Traces capture a request's lifecycle from entering the system until a result is returned, documenting steps, services, and component interactions. A trace is composed of multiple spans, each representing the actions of a service or component. Distributed tracing collects and correlates spans across services to create an end-to-end view of the request's path. This helps administrators and developers identify performance bottlenecks such as slow services, inefficient database queries, or network latency issues.

When an error or performance issue occurs, traces provide a detailed view of the events leading up to the problem. By tracing user requests, administrators can understand how system performance affects user experience. Traces also help detect developing performance and availability problems for proactive maintenance.

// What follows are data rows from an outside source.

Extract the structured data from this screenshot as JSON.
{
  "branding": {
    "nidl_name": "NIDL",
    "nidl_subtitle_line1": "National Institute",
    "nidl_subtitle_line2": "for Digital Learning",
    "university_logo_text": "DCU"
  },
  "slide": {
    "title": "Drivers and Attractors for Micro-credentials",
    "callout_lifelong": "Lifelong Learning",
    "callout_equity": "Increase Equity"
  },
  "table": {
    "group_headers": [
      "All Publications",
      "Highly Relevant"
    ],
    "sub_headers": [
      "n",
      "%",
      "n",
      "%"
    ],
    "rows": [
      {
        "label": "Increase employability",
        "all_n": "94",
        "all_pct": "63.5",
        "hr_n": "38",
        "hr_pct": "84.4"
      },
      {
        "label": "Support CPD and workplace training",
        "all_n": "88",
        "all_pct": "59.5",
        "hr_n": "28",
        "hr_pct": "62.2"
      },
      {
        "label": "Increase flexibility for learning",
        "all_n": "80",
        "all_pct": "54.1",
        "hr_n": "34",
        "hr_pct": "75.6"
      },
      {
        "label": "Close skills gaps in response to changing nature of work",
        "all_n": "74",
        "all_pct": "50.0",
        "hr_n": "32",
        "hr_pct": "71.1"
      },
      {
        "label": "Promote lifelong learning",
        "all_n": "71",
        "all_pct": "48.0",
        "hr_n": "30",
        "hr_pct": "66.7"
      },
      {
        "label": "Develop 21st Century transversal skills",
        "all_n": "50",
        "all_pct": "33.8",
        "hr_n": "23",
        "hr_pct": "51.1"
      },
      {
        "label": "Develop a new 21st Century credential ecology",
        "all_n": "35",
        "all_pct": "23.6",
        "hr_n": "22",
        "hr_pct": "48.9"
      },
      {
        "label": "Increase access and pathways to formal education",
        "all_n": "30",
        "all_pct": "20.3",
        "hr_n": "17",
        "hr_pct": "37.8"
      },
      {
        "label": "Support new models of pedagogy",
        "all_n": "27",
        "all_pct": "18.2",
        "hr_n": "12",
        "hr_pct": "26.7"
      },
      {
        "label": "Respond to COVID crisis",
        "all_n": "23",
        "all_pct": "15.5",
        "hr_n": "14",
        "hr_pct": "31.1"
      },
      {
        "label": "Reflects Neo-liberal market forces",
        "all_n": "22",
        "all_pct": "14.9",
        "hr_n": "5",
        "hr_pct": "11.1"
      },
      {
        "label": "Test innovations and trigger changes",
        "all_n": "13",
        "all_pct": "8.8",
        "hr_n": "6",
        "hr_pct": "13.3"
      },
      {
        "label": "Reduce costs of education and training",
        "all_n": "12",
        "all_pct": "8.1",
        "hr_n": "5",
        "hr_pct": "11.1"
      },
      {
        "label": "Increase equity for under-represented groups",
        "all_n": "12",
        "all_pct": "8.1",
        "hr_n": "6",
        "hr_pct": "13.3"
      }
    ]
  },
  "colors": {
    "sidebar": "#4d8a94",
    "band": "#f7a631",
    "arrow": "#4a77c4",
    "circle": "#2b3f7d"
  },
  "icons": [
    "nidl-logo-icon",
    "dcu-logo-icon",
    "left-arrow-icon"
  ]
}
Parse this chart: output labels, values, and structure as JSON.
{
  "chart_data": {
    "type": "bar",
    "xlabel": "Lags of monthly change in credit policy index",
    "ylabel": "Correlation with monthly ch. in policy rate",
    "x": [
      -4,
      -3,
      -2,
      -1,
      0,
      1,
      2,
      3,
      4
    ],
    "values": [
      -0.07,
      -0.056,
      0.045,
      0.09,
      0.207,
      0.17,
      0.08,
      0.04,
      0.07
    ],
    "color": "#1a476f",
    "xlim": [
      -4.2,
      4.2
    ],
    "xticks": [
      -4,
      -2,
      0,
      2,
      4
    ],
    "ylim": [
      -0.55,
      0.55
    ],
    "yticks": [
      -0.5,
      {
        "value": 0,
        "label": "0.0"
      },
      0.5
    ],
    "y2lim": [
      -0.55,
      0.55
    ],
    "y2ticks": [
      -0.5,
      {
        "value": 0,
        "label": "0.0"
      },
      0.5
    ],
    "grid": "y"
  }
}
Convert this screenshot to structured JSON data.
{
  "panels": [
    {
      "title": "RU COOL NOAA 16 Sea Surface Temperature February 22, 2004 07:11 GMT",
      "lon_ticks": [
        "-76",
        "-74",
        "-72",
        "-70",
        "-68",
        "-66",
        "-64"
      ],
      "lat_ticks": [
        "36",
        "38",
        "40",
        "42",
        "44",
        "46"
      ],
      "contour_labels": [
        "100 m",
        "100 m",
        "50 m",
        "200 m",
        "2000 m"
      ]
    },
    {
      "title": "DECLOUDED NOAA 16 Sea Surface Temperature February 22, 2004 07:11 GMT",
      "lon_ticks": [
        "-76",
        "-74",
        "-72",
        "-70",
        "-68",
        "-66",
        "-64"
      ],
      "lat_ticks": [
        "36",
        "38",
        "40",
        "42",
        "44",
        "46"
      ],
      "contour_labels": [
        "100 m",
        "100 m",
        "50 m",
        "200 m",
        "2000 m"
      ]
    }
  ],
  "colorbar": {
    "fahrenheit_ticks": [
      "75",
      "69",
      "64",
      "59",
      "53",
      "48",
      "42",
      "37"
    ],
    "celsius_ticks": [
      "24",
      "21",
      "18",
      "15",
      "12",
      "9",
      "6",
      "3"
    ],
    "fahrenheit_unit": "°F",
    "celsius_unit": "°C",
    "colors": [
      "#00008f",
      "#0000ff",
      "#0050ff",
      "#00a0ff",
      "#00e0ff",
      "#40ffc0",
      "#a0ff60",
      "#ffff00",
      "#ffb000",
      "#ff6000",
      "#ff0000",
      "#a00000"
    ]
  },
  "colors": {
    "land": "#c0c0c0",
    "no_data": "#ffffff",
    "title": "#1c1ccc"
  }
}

How telemetry data can benefit operations

These three key telemetry elements work together to help administrators solve problems. For example, say an operations team receives a preprogrammed notification of slow load times for product pages on the company's website. Metrics reveal the spike started at a specific time and correlates with an increase in the number of users.

Logs show many timeout errors when the system tries to fetch data from the product database. They also indicate slower-than-usual query execution times. Meanwhile, distributed traces reveal the database service consumes significant time responding to queries about product details. Dependency traces also show the product service calls an external recommendation service, which occasionally has delays.

By correlating telemetry data, the team can quickly identify the root cause of the problem: slow database queries exacerbated by delays in the recommendation service. In response, they decide to optimize the database query by adding indexes or rewriting it. They also implement caching to reduce database reads and writes and failback logic to minimize delays in the recommendation service.

The result is a significant reduction in response times for product page requests. The outcome is confirmed by log data showing the number of timeout errors decreased and query execution times improved. New traces show database service performance has improved, and the request path is more efficient.

Potential challenges associated with telemetry data

Despite its many benefits, managing telemetry data also brings some challenges.

Data overload. The high data volumes that complex distributed systems generate can create confusion as administrators try to locate a needle in a haystack of telemetry records.

Security vulnerabilities. Telemetry data sent unencrypted over a network may inadvertently include sensitive information, such as user credentials and personally identifiable information. Logs and traces can also contain sensitive information about system configurations, user activities, and application logic.

Interoperability issues. Integrating telemetry systems with existing infrastructure — and legacy systems in particular — can be challenging due to incompatible data formats, such as JSON, XML, and proprietary alternatives. Inconsistent data schemas, such as differing field names, types, and structures, can complicate correlating telemetry data across systems.

Cost. Setting up and maintaining telemetry systems can be expensive, especially for small and medium-sized organizations.

The importance of a data lakehouse to storing critical telemetry data

Telemetry data has enabled organizations to deploy and manage distributed systems of unprecedented complexity. Accordingly, as technology evolves, telemetry data will become more integral in driving the next wave of IT innovations. This makes securely storing telemetry data critical. That’s where a data lakehouse, such as Dynatrace Grail, can help.

A data lakehouse offers the flexibility and cost-efficiency of a data lake with the contextual and high-speed querying capabilities of a data warehouse. Dynatrace Grail is a database designed for observability and security data. It is a single unified storage solution for telemetry data, such as logs, metrics, traces, events, and more. All data stored in the Grail data lakehouse is interconnected within a real-time model that reflects the topology and dependencies within a monitored environment.